I would kindly like to inquire about modeling environmental effects in an exponential (sigmoidal) recovery function.
The function is as follows: X_t = α + (ω - α) * (1 - exp(-λ * t))^δ
I would, however, like to get something like: “the absolute recovery after 20 years is positively affected by precipitation,” with a corresponding effect size and 95% CI.
I can add an environmental effect on λ (e.g. λ = λ_i + θ_λprecipitation), as well as on ω or (ω - α) (e.g. ω = ω_i + θ_ωprecipitation).
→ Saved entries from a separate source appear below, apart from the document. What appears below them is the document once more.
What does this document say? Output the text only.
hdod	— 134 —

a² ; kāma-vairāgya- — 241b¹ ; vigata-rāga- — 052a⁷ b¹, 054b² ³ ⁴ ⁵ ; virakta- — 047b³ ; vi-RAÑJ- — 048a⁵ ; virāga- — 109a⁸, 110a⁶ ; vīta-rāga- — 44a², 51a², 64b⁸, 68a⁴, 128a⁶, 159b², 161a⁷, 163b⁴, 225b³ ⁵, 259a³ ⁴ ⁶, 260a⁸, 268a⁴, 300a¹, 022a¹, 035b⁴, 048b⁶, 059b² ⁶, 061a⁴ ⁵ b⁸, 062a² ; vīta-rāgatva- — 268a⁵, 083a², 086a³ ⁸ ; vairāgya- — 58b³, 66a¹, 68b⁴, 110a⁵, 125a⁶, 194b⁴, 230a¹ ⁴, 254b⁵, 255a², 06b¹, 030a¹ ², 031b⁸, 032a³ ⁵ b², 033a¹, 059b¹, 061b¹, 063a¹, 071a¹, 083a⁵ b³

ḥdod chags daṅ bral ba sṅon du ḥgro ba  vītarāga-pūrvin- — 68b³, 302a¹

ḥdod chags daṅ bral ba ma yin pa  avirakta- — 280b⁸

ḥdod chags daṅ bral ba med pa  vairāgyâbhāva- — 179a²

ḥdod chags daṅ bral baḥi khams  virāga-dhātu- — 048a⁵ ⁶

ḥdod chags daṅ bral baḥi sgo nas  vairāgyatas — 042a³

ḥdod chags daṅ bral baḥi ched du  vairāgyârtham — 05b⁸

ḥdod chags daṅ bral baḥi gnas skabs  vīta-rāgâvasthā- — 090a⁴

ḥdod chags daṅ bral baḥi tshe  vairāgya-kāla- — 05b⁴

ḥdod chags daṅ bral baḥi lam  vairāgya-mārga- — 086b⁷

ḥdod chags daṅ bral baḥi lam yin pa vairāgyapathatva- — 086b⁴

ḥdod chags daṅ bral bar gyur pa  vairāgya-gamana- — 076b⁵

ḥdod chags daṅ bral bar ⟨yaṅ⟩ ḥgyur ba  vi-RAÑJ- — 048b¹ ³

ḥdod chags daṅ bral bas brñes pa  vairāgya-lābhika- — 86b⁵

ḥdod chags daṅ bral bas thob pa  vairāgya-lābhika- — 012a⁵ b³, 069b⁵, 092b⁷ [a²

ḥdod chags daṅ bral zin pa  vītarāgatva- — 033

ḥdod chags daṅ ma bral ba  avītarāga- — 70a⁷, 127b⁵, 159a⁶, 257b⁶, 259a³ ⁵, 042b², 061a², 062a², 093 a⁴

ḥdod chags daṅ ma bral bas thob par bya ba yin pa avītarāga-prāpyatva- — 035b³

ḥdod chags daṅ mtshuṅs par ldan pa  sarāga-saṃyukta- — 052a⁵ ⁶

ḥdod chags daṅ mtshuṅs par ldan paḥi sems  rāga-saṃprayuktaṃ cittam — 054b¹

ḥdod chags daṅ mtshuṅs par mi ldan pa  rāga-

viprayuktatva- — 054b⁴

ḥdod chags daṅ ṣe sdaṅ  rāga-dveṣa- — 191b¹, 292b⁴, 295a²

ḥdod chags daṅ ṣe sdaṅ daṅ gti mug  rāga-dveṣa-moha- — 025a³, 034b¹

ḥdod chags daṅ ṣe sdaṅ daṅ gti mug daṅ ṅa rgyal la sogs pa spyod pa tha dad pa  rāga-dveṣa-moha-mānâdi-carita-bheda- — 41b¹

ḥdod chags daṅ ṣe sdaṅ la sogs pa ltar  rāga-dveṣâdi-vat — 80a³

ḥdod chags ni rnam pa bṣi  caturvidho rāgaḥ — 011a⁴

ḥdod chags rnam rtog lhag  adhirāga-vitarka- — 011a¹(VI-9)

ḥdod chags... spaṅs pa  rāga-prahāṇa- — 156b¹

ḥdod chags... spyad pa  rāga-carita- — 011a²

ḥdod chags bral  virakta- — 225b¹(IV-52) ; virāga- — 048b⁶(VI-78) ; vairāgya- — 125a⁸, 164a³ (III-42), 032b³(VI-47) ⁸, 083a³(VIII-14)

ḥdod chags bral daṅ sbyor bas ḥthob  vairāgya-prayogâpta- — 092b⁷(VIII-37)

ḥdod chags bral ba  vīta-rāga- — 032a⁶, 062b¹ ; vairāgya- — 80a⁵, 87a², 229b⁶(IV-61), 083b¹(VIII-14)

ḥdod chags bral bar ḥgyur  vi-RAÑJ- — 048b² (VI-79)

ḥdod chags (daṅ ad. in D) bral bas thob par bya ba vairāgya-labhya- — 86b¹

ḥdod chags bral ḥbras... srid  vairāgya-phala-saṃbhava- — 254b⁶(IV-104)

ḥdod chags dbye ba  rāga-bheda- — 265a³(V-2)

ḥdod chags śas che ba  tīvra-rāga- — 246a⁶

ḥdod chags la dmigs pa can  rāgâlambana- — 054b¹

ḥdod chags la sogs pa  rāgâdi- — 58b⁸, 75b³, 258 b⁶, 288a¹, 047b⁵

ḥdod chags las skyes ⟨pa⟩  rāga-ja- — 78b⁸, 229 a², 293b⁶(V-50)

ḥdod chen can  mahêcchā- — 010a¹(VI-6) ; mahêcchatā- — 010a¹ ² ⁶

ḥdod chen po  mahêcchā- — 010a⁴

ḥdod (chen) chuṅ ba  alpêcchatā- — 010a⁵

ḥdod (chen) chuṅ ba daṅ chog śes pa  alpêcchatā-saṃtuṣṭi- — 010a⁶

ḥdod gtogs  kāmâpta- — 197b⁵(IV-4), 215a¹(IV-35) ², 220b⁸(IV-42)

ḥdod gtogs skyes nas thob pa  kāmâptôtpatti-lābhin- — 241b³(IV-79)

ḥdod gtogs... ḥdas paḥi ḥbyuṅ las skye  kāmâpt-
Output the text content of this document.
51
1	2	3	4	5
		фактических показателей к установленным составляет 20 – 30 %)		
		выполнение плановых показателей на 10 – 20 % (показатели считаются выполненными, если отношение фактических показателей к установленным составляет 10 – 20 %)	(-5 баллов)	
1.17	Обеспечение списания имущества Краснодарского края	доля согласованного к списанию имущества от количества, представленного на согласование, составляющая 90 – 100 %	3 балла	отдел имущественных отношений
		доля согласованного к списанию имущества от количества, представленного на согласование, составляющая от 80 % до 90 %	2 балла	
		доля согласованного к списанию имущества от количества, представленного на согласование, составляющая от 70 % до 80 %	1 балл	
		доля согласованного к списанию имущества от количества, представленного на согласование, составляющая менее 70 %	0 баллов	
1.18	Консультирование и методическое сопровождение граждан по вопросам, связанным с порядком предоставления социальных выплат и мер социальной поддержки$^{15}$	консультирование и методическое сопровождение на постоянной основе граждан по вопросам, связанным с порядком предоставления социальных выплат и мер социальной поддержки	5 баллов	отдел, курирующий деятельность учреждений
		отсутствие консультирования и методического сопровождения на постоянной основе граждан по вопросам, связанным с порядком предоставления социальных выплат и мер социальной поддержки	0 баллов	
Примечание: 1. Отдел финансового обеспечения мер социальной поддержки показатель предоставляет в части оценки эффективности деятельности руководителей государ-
However, these effects remain specific to the corresponding parameter, so I could say “precipitation has a positive effect on λ and a negative effect on ω” with corresponding uncertainties, but what about the inferred quantity:
When you talk about including precipitation effects in your growth model, where you include it in the model really depends on your domain expertise. Including a precipitation effect on \omega would model the effect of precipitation on the terminal growth size; including it on \lambda would model the effect on the growth rate; and including it on \delta would model how it affects the bend of the curve/how sharp growth is.
Any of those seem plausible, so it’d be up to your expertise to determine how it should be included in the model. If you’re happy with the inferences, then you could pick a fixed time window like X_{20}, as you suggest, and compare how varying precipitation changes the posterior values of X_{20}.